Na autocomposição, data de homologação do acordo não é base para aplicação do Tema 809/STF

A Terceira Turma do Superior Tribunal de Justiça (STJ) entendeu que, havendo autocomposição para a divisão dos bens, o marco para a incidência do Tema 809 do Supremo Tribunal Federal (STF) não é a data de homologação judicial do acordo, mas o momento da cessação definitiva do litígio entre os herdeiros, representada pela data da assinatura do pacto pelas partes.

De acordo com o precedente do STF, “é inconstitucional a distinção de regimes sucessórios entre cônjuges e companheiros prevista no artigo 1.790 do Código Civil de 2002, devendo ser aplicado, tanto nas hipóteses de casamento quanto nas de união estável, o regime do artigo 1.829 do CC/2002“.

A decisão teve origem em ação de inventário e partilha de bens, na qual foi celebrado acordo entre um enteado e a companheira do falecido, em maio de 2015 – momento em que coexistiam os artigos 1.790 e 1.829 do Código Civil, que disciplinavam de maneira distinta a sucessão entre conviventes e entre cônjuges, respectivamente.

Em maio de 2017, após a celebração do acordo, mas antes da sentença homologatória (prolatada em março de 2020), foi julgado o Tema 809. Diante disso, a viúva requereu a readequação da partilha ao que foi definido pelo STF, visto que ficou decidido que a tese deveria ser aplicada aos processos ainda sem trânsito em julgado.

O pedido foi negado em primeira e segunda instância, sob o fundamento de que o acordo foi firmado sem vícios e por livre vontade das partes, antes da decisão do STF, sendo válido e apto a produzir efeitos jurídicos.

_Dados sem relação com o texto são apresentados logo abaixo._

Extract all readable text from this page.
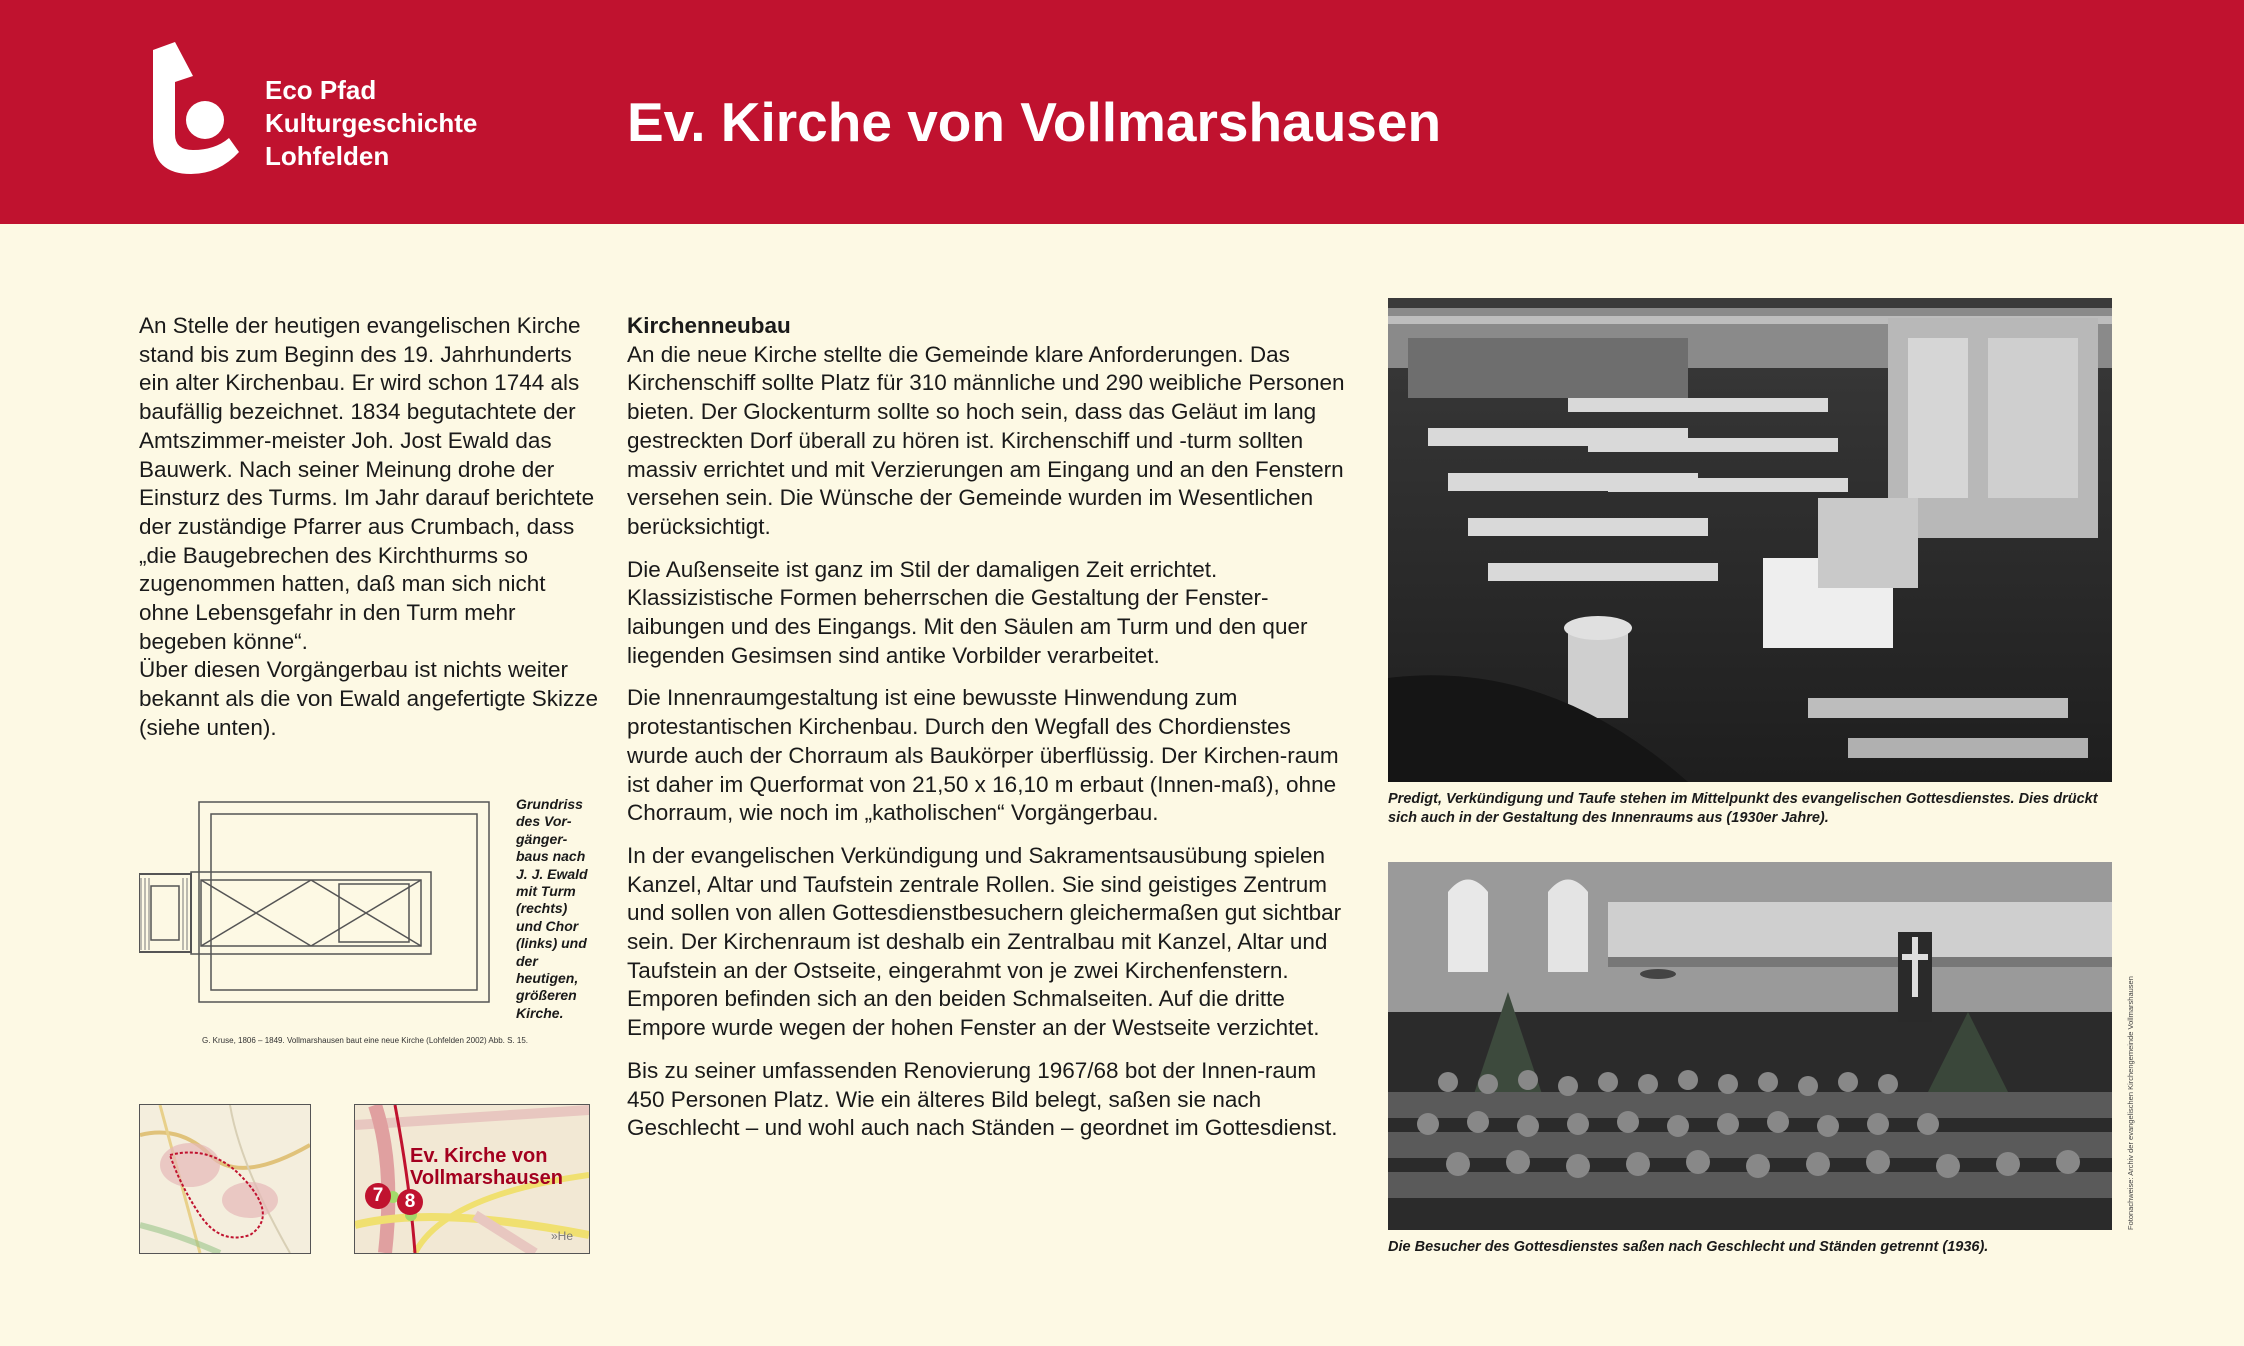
Eco Pfad
Kulturgeschichte
Lohfelden
Ev. Kirche von Vollmarshausen

An Stelle der heutigen evangelischen Kirche stand bis zum Beginn des 19. Jahrhunderts ein alter Kirchenbau. Er wird schon 1744 als baufällig bezeichnet. 1834 begutachtete der Amtszimmer-meister Joh. Jost Ewald das Bauwerk. Nach seiner Meinung drohe der Einsturz des Turms. Im Jahr darauf berichtete der zuständige Pfarrer aus Crumbach, dass „die Baugebrechen des Kirchthurms so zugenommen hatten, daß man sich nicht ohne Lebensgefahr in den Turm mehr begeben könne“.

Über diesen Vorgängerbau ist nichts weiter bekannt als die von Ewald angefertigte Skizze (siehe unten).

Grundriss des Vor-gänger-baus nach J. J. Ewald mit Turm (rechts) und Chor (links) und der heutigen, größeren Kirche.
G. Kruse, 1806 – 1849. Vollmarshausen baut eine neue Kirche (Lohfelden 2002) Abb. S. 15.
Ev. Kirche von Vollmarshausen
7	8
»He
Kirchenneubau

An die neue Kirche stellte die Gemeinde klare Anforderungen. Das Kirchenschiff sollte Platz für 310 männliche und 290 weibliche Personen bieten. Der Glockenturm sollte so hoch sein, dass das Geläut im lang gestreckten Dorf überall zu hören ist. Kirchenschiff und -turm sollten massiv errichtet und mit Verzierungen am Eingang und an den Fenstern versehen sein. Die Wünsche der Gemeinde wurden im Wesentlichen berücksichtigt.

Die Außenseite ist ganz im Stil der damaligen Zeit errichtet. Klassizistische Formen beherrschen die Gestaltung der Fenster-laibungen und des Eingangs. Mit den Säulen am Turm und den quer liegenden Gesimsen sind antike Vorbilder verarbeitet.

Die Innenraumgestaltung ist eine bewusste Hinwendung zum protestantischen Kirchenbau. Durch den Wegfall des Chordienstes wurde auch der Chorraum als Baukörper überflüssig. Der Kirchen-raum ist daher im Querformat von 21,50 x 16,10 m erbaut (Innen-maß), ohne Chorraum, wie noch im „katholischen“ Vorgängerbau.

In der evangelischen Verkündigung und Sakramentsausübung spielen Kanzel, Altar und Taufstein zentrale Rollen. Sie sind geistiges Zentrum und sollen von allen Gottesdienstbesuchern gleichermaßen gut sichtbar sein. Der Kirchenraum ist deshalb ein Zentralbau mit Kanzel, Altar und Taufstein an der Ostseite, eingerahmt von je zwei Kirchenfenstern. Emporen befinden sich an den beiden Schmalseiten. Auf die dritte Empore wurde wegen der hohen Fenster an der Westseite verzichtet.

Bis zu seiner umfassenden Renovierung 1967/68 bot der Innen-raum 450 Personen Platz. Wie ein älteres Bild belegt, saßen sie nach Geschlecht – und wohl auch nach Ständen – geordnet im Gottesdienst.

Predigt, Verkündigung und Taufe stehen im Mittelpunkt des evangelischen Gottesdienstes. Dies drückt sich auch in der Gestaltung des Innenraums aus (1930er Jahre).
Fotonachweise: Archiv der evangelischen Kirchengemeinde Vollmarshausen
Die Besucher des Gottesdienstes saßen nach Geschlecht und Ständen getrennt (1936).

Previsibilidade para as relações finalizadas sob as regras antigas

A relatora do processo no STJ, ministra Nancy Andrighi, afirmou que, ao conferir eficácia prospectiva (efeito ex nunc) para sua decisão no Tema 809 – em vez do efeito retroativo (ex tunc), que é a regra na declaração de inconstitucionalidade de lei –, o STF teve a preocupação de “tutelar a confiança e conferir previsibilidade às relações finalizadas sob as regras antigas”, isto é, nas ações de inventário concluídas com base no artigo 1.790 do CC/2002.

Segundo ela, embora a decisão do STF tenha eleito expressamente o trânsito em julgado da sentença de partilha como o elemento definidor do regime sucessório aplicável, pode não ter sido considerada hipótese à qual esse marco temporal não se amolde perfeitamente.

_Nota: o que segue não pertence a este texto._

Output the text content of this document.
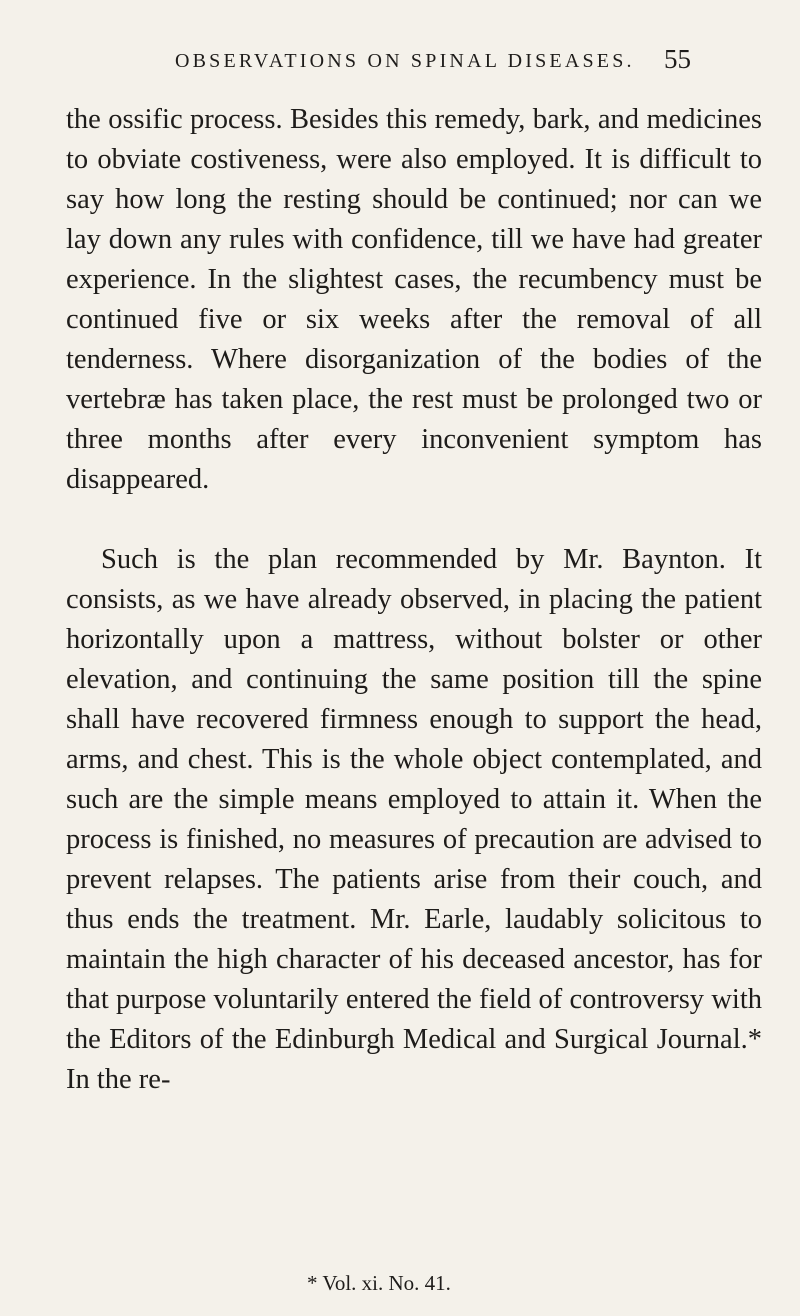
OBSERVATIONS ON SPINAL DISEASES. 55

the ossific process. Besides this remedy, bark, and medicines to obviate costiveness, were also employed. It is difficult to say how long the resting should be continued; nor can we lay down any rules with confidence, till we have had greater experience. In the slightest cases, the recumbency must be continued five or six weeks after the removal of all tenderness. Where disorganization of the bodies of the vertebræ has taken place, the rest must be prolonged two or three months after every inconvenient symptom has disappeared.

Such is the plan recommended by Mr. Baynton. It consists, as we have already observed, in placing the patient horizontally upon a mattress, without bolster or other elevation, and continuing the same position till the spine shall have recovered firmness enough to support the head, arms, and chest. This is the whole object contemplated, and such are the simple means employed to attain it. When the process is finished, no measures of precaution are advised to prevent relapses. The patients arise from their couch, and thus ends the treatment. Mr. Earle, laudably solicitous to maintain the high character of his deceased ancestor, has for that purpose voluntarily entered the field of controversy with the Editors of the Edinburgh Medical and Surgical Journal.* In the re-

* Vol. xi. No. 41.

A ministra observou que, se a modulação dos efeitos da decisão teve o objetivo de preservar as relações finalizadas sob regras antigas, “é importante investigar se as relações jurídicas sucessórias somente se finalizam pela sentença de partilha transitada em julgado ou se as relações também podem ser finalizadas de outros modos”.

Diferenciação entre heterocomposição e autocomposição

Nancy Andrighi ressaltou que, nas hipóteses de heterocomposição do litígio entre herdeiros – em que há a participação de um terceiro, no caso o juiz, para a resolução do conflito –, a modulação do precedente vinculante se amolda perfeitamente, pois o trânsito em julgado da sentença de partilha é o momento em que, por decisão judicial de mérito da qual não houve ou não cabe mais recurso, a controvérsia cessa em definitivo.

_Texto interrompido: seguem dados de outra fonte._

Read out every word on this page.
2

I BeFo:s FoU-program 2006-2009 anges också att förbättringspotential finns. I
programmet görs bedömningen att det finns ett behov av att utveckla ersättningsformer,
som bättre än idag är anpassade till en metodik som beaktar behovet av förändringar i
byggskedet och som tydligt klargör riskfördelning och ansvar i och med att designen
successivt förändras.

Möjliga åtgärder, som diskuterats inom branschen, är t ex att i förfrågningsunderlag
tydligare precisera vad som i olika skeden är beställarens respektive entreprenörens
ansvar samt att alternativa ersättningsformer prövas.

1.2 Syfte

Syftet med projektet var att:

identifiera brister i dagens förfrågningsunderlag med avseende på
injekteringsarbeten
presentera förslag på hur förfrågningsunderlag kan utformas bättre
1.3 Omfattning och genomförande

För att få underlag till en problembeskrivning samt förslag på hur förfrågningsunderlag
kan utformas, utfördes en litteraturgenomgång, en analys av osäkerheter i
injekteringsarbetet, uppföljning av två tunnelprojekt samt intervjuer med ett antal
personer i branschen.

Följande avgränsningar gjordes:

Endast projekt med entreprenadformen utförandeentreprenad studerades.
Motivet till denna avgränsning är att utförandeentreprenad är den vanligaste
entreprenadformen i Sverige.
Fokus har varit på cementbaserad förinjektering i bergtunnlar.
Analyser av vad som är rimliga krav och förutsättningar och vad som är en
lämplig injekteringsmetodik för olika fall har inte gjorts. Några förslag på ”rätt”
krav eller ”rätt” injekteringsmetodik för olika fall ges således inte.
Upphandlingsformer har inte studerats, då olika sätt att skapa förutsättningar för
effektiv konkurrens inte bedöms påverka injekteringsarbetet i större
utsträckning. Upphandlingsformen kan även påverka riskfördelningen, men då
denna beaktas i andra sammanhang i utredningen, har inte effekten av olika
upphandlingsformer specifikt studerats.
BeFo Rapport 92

Todavia, nas hipóteses de autocomposição, em que as próprias partes buscam uma maneira de resolver o conflito, o momento da cessação definitiva do litígio entre os herdeiros e da finalização do inventário pode não ser o trânsito em julgado da sentença homologatória do acordo, especialmente quando as partes, capazes e concordes, transacionam sobre o direito disponível conferindo eficácia e executoriedade imediata ao negócio jurídico celebrado – caso dos autos.

“Está na esfera de disponibilidade das partes convencionar que determinadas obrigações por elas assumidas serão executáveis de imediato, independentemente de homologação judicial”, comentou a magistrada.

“A tese firmada no julgamento do Tema 809/STF declarou a inconstitucionalidade do artigo 1.790 do CC/2002 para conceder aos conviventes os mesmos direitos sucessórios que o artigo 1.829 do CC/2002 concedia aos cônjuges, mas não proibiu que os herdeiros capazes e concordes livremente disponham sobre o acervo hereditário da forma que melhor lhes convier, inclusive de modo a retratar fielmente a regra declarada inconstitucional, sem que haja nenhum vício quanto ao objeto da avença”, concluiu Nancy Andrighi.